Paper short abstract:
The present study deals with the ways people in a Greek city criticize economic crisis in Greece. Cinematic dance facilitates as an explanatory tool inside informal political commentaries at the local level revealing a dialogue with economic crisis, challenging identity.
Paper long abstract:
Certain films remain strikingly popular at a global level, become deeply woven into our life and virtually part of who we are. Taking this into account the present paper explores certain cinematic dance scenes that have fed both public and domestic discourse cultivating deeper the study of the ways people engage dance in their life. I focus on the social engagement of cinematic dance as a cultural significant event in a critical historical time as the period of economic crisis in Greece extending beyond the context of viewer and the reception of audience. Cinematic dance may serve as an explanatory tool inside informal political commentaries at the local level revealing a dialogue with economic crisis.
Ethnographic data was gathered due to fieldwork by open questionnaires, interviews and group analyses based on contemporary visual methodologies. People who live, study, work in Korydallos,a suburb of Athens, shared with me their thoughts about dance, cinema and social life commenting on economic crisis. They introduced me through the cinematic dance and other scenes in a veiled practice of resistance. Their commentary enacts a critical negotiation towards economic crisis in Greece. Through cinematic dance they imbued their critique with the senses of their life, embodying several highlights on thin lines in social negotiation that take place at the field of its performances. Furthermore, through their interpretations, people empower collective as well individual voices that are articulated in cinema and come close to our life revealing how complex, fluid and critical dance can be.
Paper short abstract:
The paper discusses the situation of the rumba in contemporary Cuba, examining its ambivalent and shifting position from symbol of Cubanness to marginalized practice, in relationship to the national discourse around race and the touristic modes of visualization and representation.
Paper long abstract:
The rumba, a music and dance complex that emerged in the 19th century in the provinces of Havana and Matanzas, was declared in 2012 Cultural Heritage of the Cuban Nation, which marked an important step towards having the genre included in the UNESCO List of Intangible Cultural Heritage of Humanity. The acknowledgment is of significance as it adds a new layer to the ambivalence that dominates the discourse around the rumba, defined and promoted as a national symbol and, at the same time, still identified with a marginalized segment of the population. Throughout the years, the rumba underwent a formalization process that generated a shift from a spontaneous, improvised form, mostly associated with the black and racially mixed communities, to a form adapted for specific performance requirements, supported and institutionalized by the revolutionary government as proof of the elimination of class and racial inequalities.
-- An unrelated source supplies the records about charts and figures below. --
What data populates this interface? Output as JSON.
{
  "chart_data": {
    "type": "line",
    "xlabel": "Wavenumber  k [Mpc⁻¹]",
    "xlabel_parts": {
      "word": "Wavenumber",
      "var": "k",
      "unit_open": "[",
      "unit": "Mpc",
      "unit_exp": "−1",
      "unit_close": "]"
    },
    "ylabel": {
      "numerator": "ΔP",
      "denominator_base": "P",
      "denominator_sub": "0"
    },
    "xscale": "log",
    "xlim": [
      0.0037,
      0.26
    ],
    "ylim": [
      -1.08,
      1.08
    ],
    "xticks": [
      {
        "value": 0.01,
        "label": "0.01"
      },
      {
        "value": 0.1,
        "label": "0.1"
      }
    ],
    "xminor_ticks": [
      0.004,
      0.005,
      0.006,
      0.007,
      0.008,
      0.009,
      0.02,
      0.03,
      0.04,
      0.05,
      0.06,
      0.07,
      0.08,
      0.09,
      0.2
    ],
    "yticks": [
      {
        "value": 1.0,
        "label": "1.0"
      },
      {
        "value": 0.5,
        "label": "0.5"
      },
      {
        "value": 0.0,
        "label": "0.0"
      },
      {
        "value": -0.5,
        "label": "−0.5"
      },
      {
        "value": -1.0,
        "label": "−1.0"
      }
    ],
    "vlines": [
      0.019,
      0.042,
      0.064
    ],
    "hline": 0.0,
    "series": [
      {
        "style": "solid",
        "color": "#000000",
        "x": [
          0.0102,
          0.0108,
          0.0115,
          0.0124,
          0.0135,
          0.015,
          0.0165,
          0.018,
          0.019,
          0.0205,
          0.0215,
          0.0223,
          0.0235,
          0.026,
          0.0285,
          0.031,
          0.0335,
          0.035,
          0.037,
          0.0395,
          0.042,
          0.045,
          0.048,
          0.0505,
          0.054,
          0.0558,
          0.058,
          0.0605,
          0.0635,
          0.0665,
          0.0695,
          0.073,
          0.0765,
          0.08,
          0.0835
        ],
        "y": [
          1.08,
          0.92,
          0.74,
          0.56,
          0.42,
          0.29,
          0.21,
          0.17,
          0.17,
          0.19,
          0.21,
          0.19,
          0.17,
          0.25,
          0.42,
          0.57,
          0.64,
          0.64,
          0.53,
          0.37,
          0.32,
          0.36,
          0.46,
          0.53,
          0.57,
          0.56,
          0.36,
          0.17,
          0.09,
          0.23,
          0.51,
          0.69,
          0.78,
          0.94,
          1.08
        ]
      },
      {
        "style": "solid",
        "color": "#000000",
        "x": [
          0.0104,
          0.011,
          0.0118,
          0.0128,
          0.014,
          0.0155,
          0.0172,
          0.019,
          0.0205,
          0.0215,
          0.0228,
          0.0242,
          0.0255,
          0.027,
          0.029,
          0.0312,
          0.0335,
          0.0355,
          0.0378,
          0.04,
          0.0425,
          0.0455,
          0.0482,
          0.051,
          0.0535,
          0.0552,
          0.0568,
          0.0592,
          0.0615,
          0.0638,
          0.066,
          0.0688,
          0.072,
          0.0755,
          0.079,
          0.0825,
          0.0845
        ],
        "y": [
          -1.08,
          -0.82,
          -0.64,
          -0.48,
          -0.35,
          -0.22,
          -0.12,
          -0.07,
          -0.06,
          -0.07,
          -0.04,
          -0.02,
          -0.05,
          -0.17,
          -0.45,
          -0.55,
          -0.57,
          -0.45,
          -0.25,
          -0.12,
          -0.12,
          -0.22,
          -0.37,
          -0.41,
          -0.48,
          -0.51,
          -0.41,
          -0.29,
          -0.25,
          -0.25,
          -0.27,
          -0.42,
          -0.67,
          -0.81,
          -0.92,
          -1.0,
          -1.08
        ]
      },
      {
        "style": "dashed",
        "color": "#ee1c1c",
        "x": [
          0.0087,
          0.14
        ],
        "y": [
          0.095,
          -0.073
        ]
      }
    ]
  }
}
However, racial prejudice is still widespread on the island and while many of the performers and participants in rumba events admit to the importance of the genre in the construction of the idea of Cubanidad (Cubanness), they make it distinctly clear that the discursive valorization of the rumba as a national symbol is not supported in practice. Through the analysis of performance space, contexts and local identities, the paper looks at the racialization of the rumba in relation to both the national discourse around race and the touristic modes of visualization and representations that rely heavily on images of "authentic" dance and music.